A composite DNA element that functions as a maintainer required for epigenetic inheritance of heterochromatin

Epigenetic inheritance of heterochromatin requires DNA-sequence-independent propagation mechanisms, coupling to RNAi, or input from DNA sequence, but how DNA contributes to inheritance is not understood. Here, we identify a DNA element (termed maintainer) that is sufficient for epigenetic inheritance of pre-existing histone H3 lysine 9 methylation (H3K9me) and heterochromatin in Schizosaccharomyces pombe but cannot establish de novo gene silencing in wild-type cells. This maintainer is a composite DNA element with binding sites for the Atf1/Pcr1 and Deb1 transcription factors and the origin recognition complex (ORC), located within a 130-bp region, and can be converted to a silencer in cells with lower rates of H3K9me turnover, suggesting that it participates in recruiting the H3K9 methyltransferase Clr4/Suv39h.

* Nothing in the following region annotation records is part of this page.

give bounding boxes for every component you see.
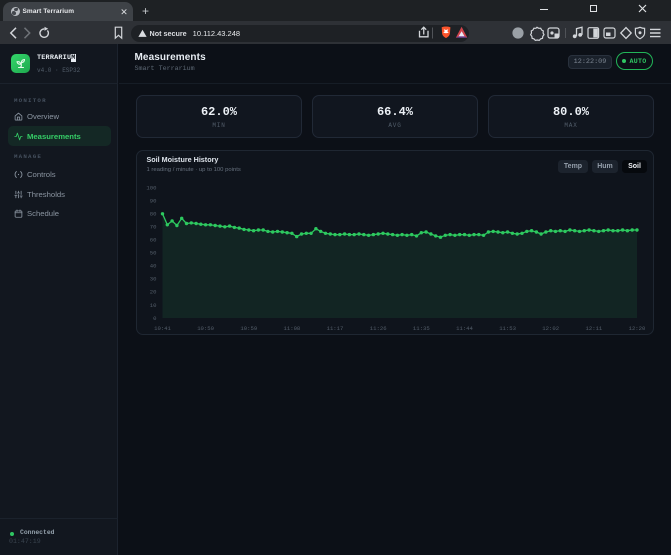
svg-text:50: 50 <box>150 250 157 257</box>
svg-text:11:53: 11:53 <box>499 325 516 332</box>
svg-text:70: 70 <box>150 224 157 231</box>
svg-text:12:20: 12:20 <box>629 325 646 332</box>
svg-text:60: 60 <box>150 237 157 244</box>
svg-text:11:08: 11:08 <box>284 325 301 332</box>
svg-text:80: 80 <box>150 211 157 218</box>
svg-text:11:17: 11:17 <box>327 325 344 332</box>
svg-text:12:11: 12:11 <box>586 325 603 332</box>
svg-text:10:41: 10:41 <box>154 325 171 332</box>
svg-text:30: 30 <box>150 276 157 283</box>
svg-text:11:44: 11:44 <box>456 325 473 332</box>
svg-text:20: 20 <box>150 289 157 296</box>
svg-text:10:59: 10:59 <box>240 325 257 332</box>
svg-text:0: 0 <box>153 315 157 322</box>
svg-text:10: 10 <box>150 302 157 309</box>
svg-text:10:50: 10:50 <box>197 325 214 332</box>
svg-text:11:26: 11:26 <box>370 325 387 332</box>
svg-text:40: 40 <box>150 263 157 270</box>
svg-text:100: 100 <box>146 185 157 192</box>
svg-text:12:02: 12:02 <box>542 325 559 332</box>
svg-text:11:35: 11:35 <box>413 325 430 332</box>
svg-text:90: 90 <box>150 198 157 205</box>
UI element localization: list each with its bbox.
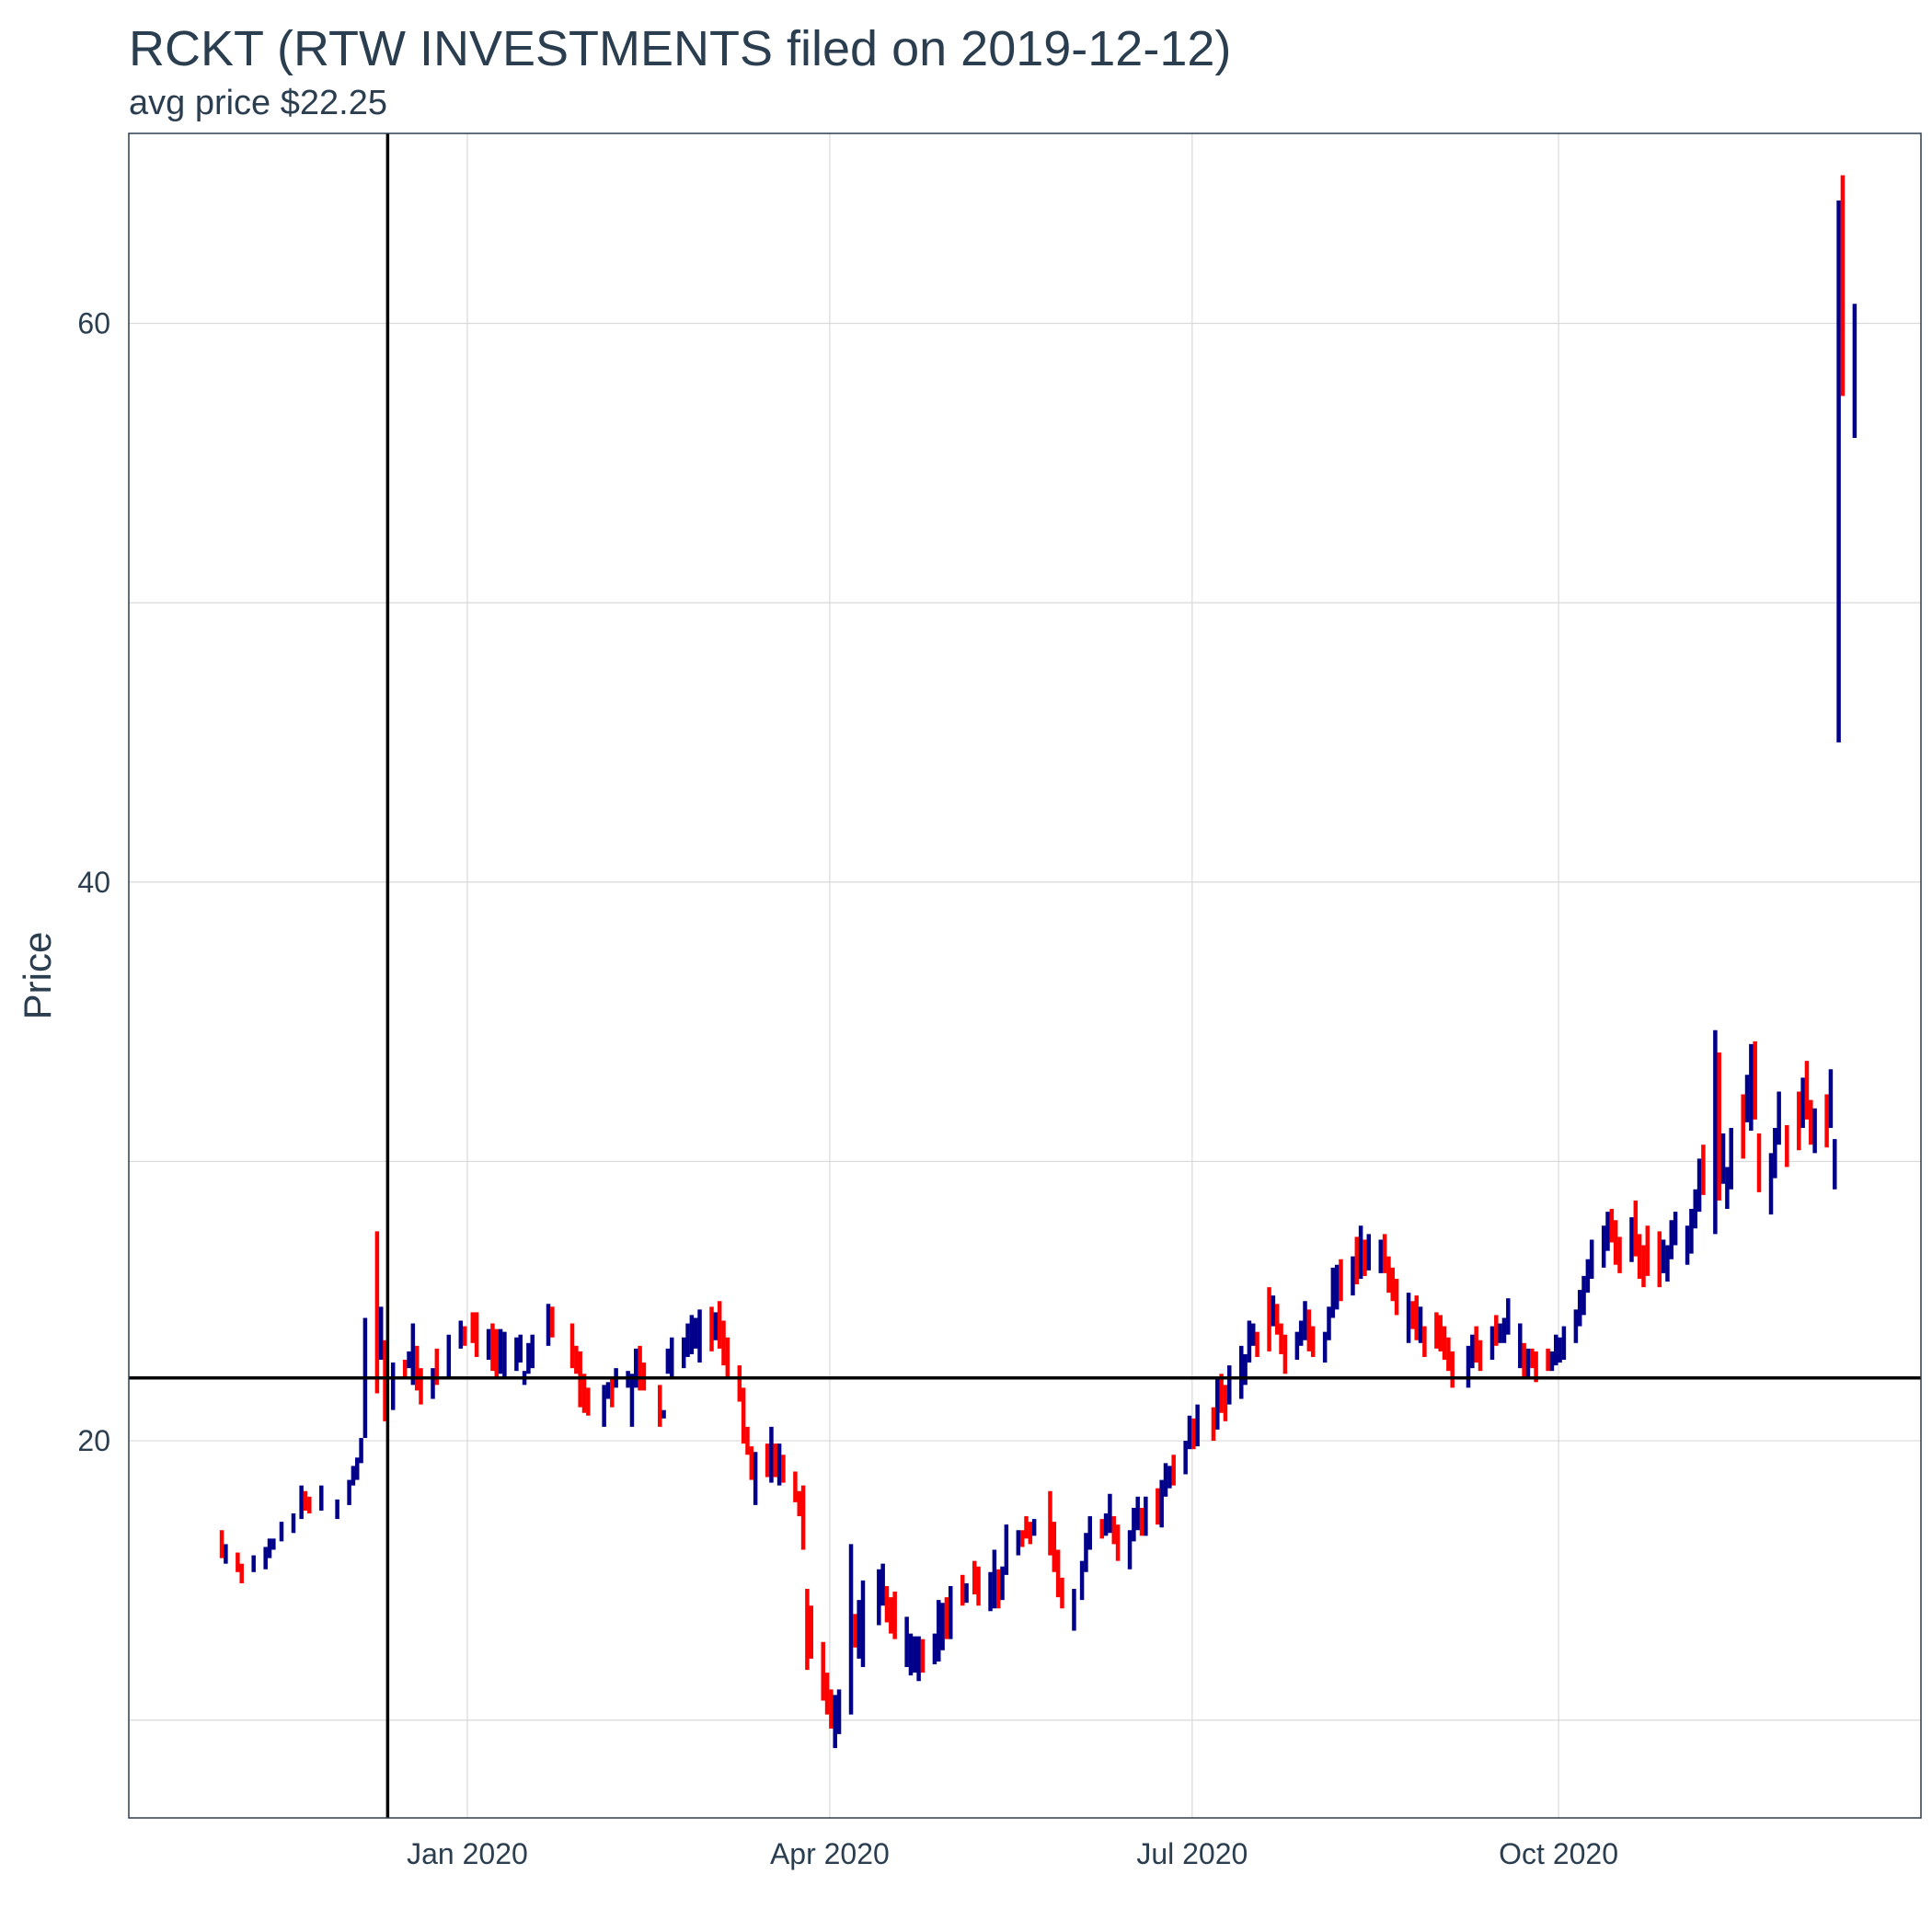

These results suggest that, in the absence of RNAi, histone H3K9me is only heritable when it can collaborate with maintainer-associated DNA-binding proteins that help recruit the enzyme responsible for its epigenetic deposition.

Automated summary

Epigenetic inheritance of heterochromatin requires mechanisms independent of DNA sequence, RNAi coupling, or input from DNA sequence. A DNA element termed maintainer has been identified that is sufficient for the epigenetic inheritance of pre-existing histone H3 lysine 9 methylation and heterochromatin in Schizosaccharomyces pombe. This maintainer is a composite DNA element with binding sites for specific transcription factors and ORC, and can be converted to a silencer in cells with lower rates of H3K9me turnover.